函数getPositionInStrings(strs,index,toend){
var ix = 0;
for(var i = 0; i var n = index-ix,l = strs [i] .length;
if(toend?l> = n:l> n)
return [i,n];
ix + = l;
}
return [i,0];
}


//我们已经使用了一些ECMAScript第五版数组功能。
//让它们在本地不支持它们的浏览器中工作。
//
if(!('ArrayOf'中的indexOf')){
Array.prototype.indexOf = function(find,i / * opt * /){
if(i === undefined)i = 0;
if(i <0)i + = this.length;
if(i <0)i = 0;
for(var n = this.length; i< n; i ++)
if(i in this&& this [i] === find)
return i;
返回-1;
};
}
if(!('forEach'in Array.prototype)){
Array.prototype.forEach = function(action,that / * opt * /){
for (var i = 0,n = this.length; i< n; i ++)
if(i in this)
action.call(that,this [i],i,this);
}; $!
$ b $ if(!(Array.prototype中的map)){
Array.prototype.map = function(mapper,that / * opt * /){
var other = new Array(this.length);
for(var i = 0,n = this.length; i< n; i ++)
if(i in this)
other [i] = mapper.call(that,this [我],我,这);
返回其他;
};
}


I have some plain text and html. I need to create a PHP method that will return the same html, but with <span class="marked"> before any instances of the text and </span> after it.

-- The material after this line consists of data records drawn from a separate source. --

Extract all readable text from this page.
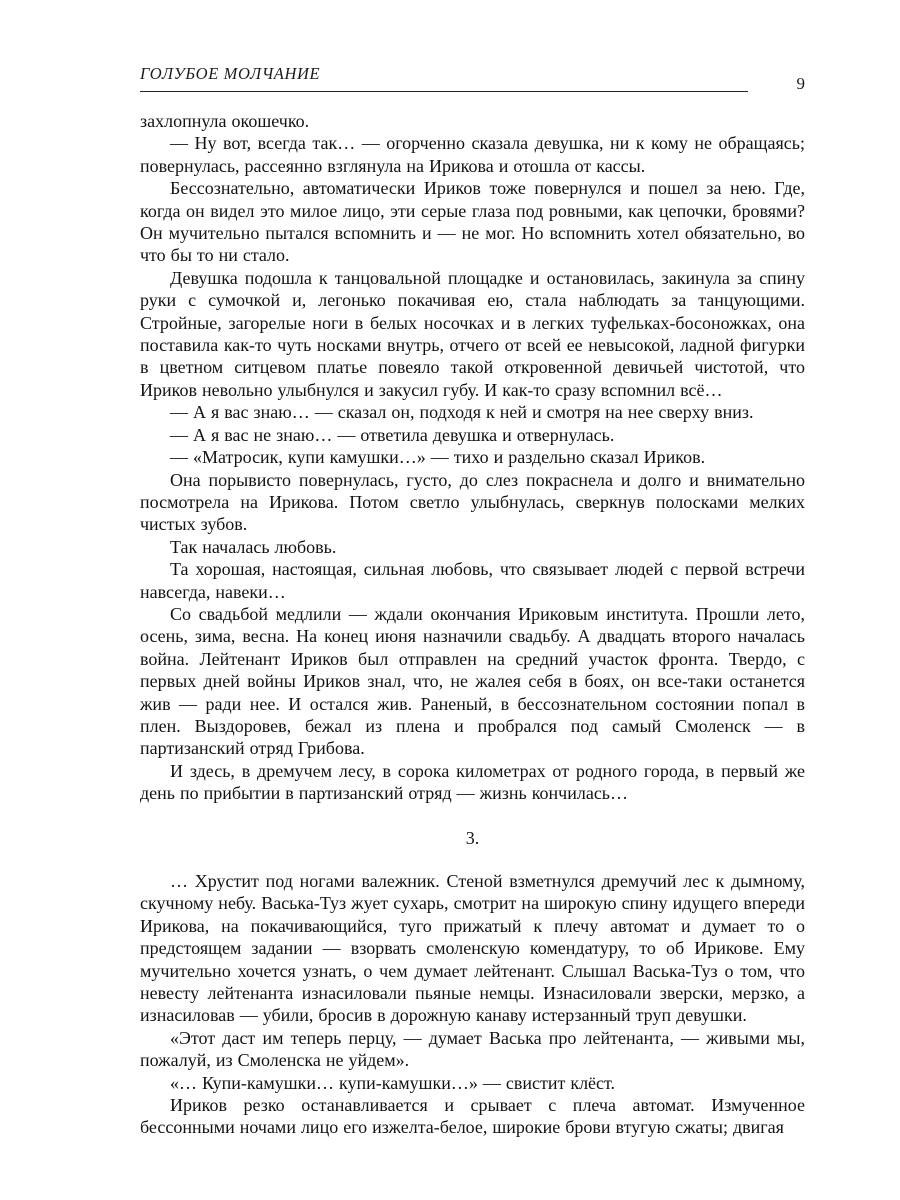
ГОЛУБОЕ МОЛЧАНИЕ
9

захлопнула окошечко.

— Ну вот, всегда так… — огорченно сказала девушка, ни к кому не обращаясь; повернулась, рассеянно взглянула на Ирикова и отошла от кассы.

Бессознательно, автоматически Ириков тоже повернулся и пошел за нею. Где, когда он видел это милое лицо, эти серые глаза под ровными, как цепочки, бровями? Он мучительно пытался вспомнить и — не мог. Но вспомнить хотел обязательно, во что бы то ни стало.

Девушка подошла к танцовальной площадке и остановилась, закинула за спину руки с сумочкой и, легонько покачивая ею, стала наблюдать за танцующими. Стройные, загорелые ноги в белых носочках и в легких туфельках-босоножках, она поставила как-то чуть носками внутрь, отчего от всей ее невысокой, ладной фигурки в цветном ситцевом платье повеяло такой откровенной девичьей чистотой, что Ириков невольно улыбнулся и закусил губу. И как-то сразу вспомнил всё…

— А я вас знаю… — сказал он, подходя к ней и смотря на нее сверху вниз.

— А я вас не знаю… — ответила девушка и отвернулась.

— «Матросик, купи камушки…» — тихо и раздельно сказал Ириков.

Она порывисто повернулась, густо, до слез покраснела и долго и внимательно посмотрела на Ирикова. Потом светло улыбнулась, сверкнув полосками мелких чистых зубов.

Так началась любовь.

Та хорошая, настоящая, сильная любовь, что связывает людей с первой встречи навсегда, навеки…

Со свадьбой медлили — ждали окончания Ириковым института. Прошли лето, осень, зима, весна. На конец июня назначили свадьбу. А двадцать второго началась война. Лейтенант Ириков был отправлен на средний участок фронта. Твердо, с первых дней войны Ириков знал, что, не жалея себя в боях, он все-таки останется жив — ради нее. И остался жив. Раненый, в бессознательном состоянии попал в плен. Выздоровев, бежал из плена и пробрался под самый Смоленск — в партизанский отряд Грибова.

И здесь, в дремучем лесу, в сорока километрах от родного города, в первый же день по прибытии в партизанский отряд — жизнь кончилась…

3.

… Хрустит под ногами валежник. Стеной взметнулся дремучий лес к дымному, скучному небу. Васька-Туз жует сухарь, смотрит на широкую спину идущего впереди Ирикова, на покачивающийся, туго прижатый к плечу автомат и думает то о предстоящем задании — взорвать смоленскую комендатуру, то об Ирикове. Ему мучительно хочется узнать, о чем думает лейтенант. Слышал Васька-Туз о том, что невесту лейтенанта изнасиловали пьяные немцы. Изнасиловали зверски, мерзко, а изнасиловав — убили, бросив в дорожную канаву истерзанный труп девушки.

«Этот даст им теперь перцу, — думает Васька про лейтенанта, — живыми мы, пожалуй, из Смоленска не уйдем».

«… Купи-камушки… купи-камушки…» — свистит клёст.

Ириков резко останавливается и срывает с плеча автомат. Измученное бессонными ночами лицо его изжелта-белое, широкие брови втугую сжаты; двигая
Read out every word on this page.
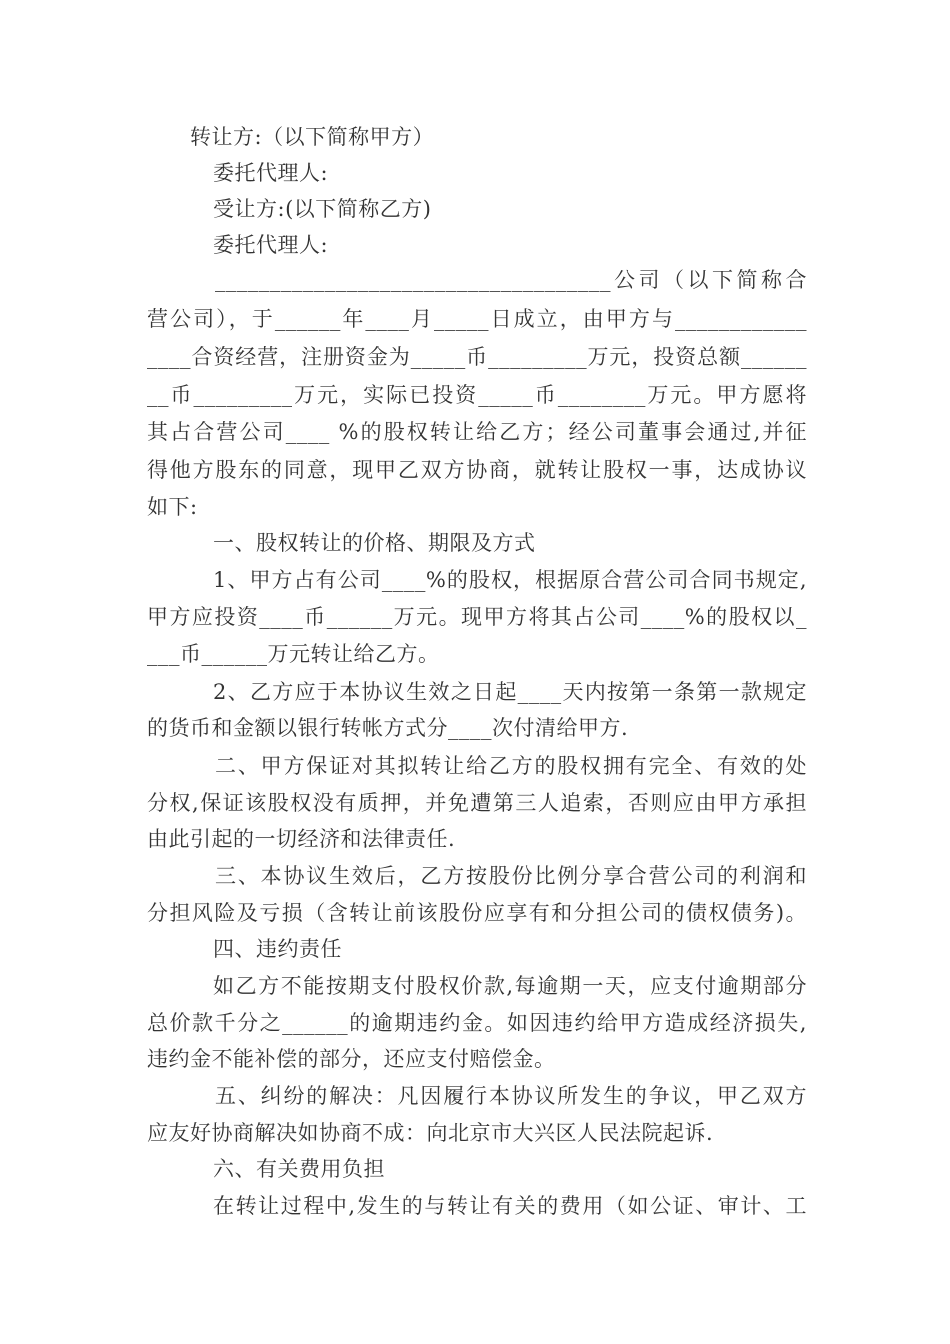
转让方:（以下简称甲方）
委托代理人:
受让方:(以下简称乙方)
委托代理人:
____________________________________公司（以下简称合
营公司），于______年____月_____日成立，由甲方与____________
____合资经营，注册资金为_____币_________万元，投资总额______
__币_________万元，实际已投资_____币________万元。甲方愿将
其占合营公司____ %的股权转让给乙方；经公司董事会通过,并征
得他方股东的同意，现甲乙双方协商，就转让股权一事，达成协议
如下:
一、股权转让的价格、期限及方式
1、甲方占有公司____%的股权，根据原合营公司合同书规定,
甲方应投资____币______万元。现甲方将其占公司____%的股权以_
___币______万元转让给乙方。
2、乙方应于本协议生效之日起____天内按第一条第一款规定
的货币和金额以银行转帐方式分____次付清给甲方.
二、甲方保证对其拟转让给乙方的股权拥有完全、有效的处
分权,保证该股权没有质押，并免遭第三人追索，否则应由甲方承担
由此引起的一切经济和法律责任.
三、本协议生效后，乙方按股份比例分享合营公司的利润和
分担风险及亏损（含转让前该股份应享有和分担公司的债权债务)。
四、违约责任
如乙方不能按期支付股权价款,每逾期一天，应支付逾期部分
总价款千分之______的逾期违约金。如因违约给甲方造成经济损失,
违约金不能补偿的部分，还应支付赔偿金。
五、纠纷的解决：凡因履行本协议所发生的争议，甲乙双方
应友好协商解决如协商不成：向北京市大兴区人民法院起诉.
六、有关费用负担
在转让过程中,发生的与转让有关的费用（如公证、审计、工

Note, that it should support tags in the html (for example if the text is blabla so it should mark when it's bla<b>bla</b> or <a href="http://abc.com">bla</a>bla.

It should be incase sensitive and support long text (with multilines etc) either.

For example, if I call this function with the text "my name is josh" and the following html:

<html>
<head>
    <title>My Name Is Josh!!!</title>
</head>
<body>
    <h1>my name is <b>josh</b></h1>
    <div>
        <a href="http://www.names.com">my name</a> is josh
    </div>

    <u>my</u> <i>name</i> <b>is</b> <span style="font-family: Tahoma;">Josh</span>.
</body>
</html>

... it should return:

<html>
<head>
    <title><span class="marked">My Name Is Josh</span>!!!</title>
</head>
<body>
    <h1><span class="marked">my name is <b>josh</b></span></h1>
    <div>
        <span class="marked"><a href="http://www.names.com">my name</a> is josh</span>
    </div>

    <span class="marked"><u>my</u> <i>name</i> <b>is</b> <span style="font-family: Tahoma;">Josh</span></span>.
</body>
</html>

Thanks.

解决方案

This is going to be tricky.

Whilst you could do it with simple regex hacking, ignoring anything inside a tag, something like the naïve:

preg_replace(
    'My(<[^>]>)*\s+(<[^>]>)*name(<[^>]>)*\s+(<[^>]>)*is(<[^>]>)*\s+(<[^>]>)*Josh',
    '<span class="marked">$0</span>', $html
)

that's not at all reliable. Partly because HTML can't be parsed with regex: it's valid to put > in an attribute value, and other non-element constructs like comments will be mis-parsed. Even with a more rigorous expression to match tags — something horribly unwieldy like <[^>\s]*(\s+([^>\s]+(\s*=\s*([^"'\s>][\s>]*|"[^"]*"|'[^']*')\s*))?)*\s*\/?>, you'd still have many of the same problems, especially if the input HTML is not guaranteed valid.

This could even be a security issue, as if the HTML you are processing is untrusted, it could fool your parser into turning text content into attributes, resulting in script injection.

But even ignoring that, you wouldn't be able to ensure proper element nesting. So you might turn:

<em>My name is <strong>Josh</strong>!!!</em>

into the misnested and invalid:

<span class="marked"><em>My name is <strong>Josh</strong></span>!!!</em>

or:

My
<table><tr><td>name is</td></tr></table>
Josh

where those elements can't be wrapped with a span. If you're unlucky, the browser fixups to ‘correct’ your invalid output could end up leaving half the page ‘marked’, or messing up the page layout.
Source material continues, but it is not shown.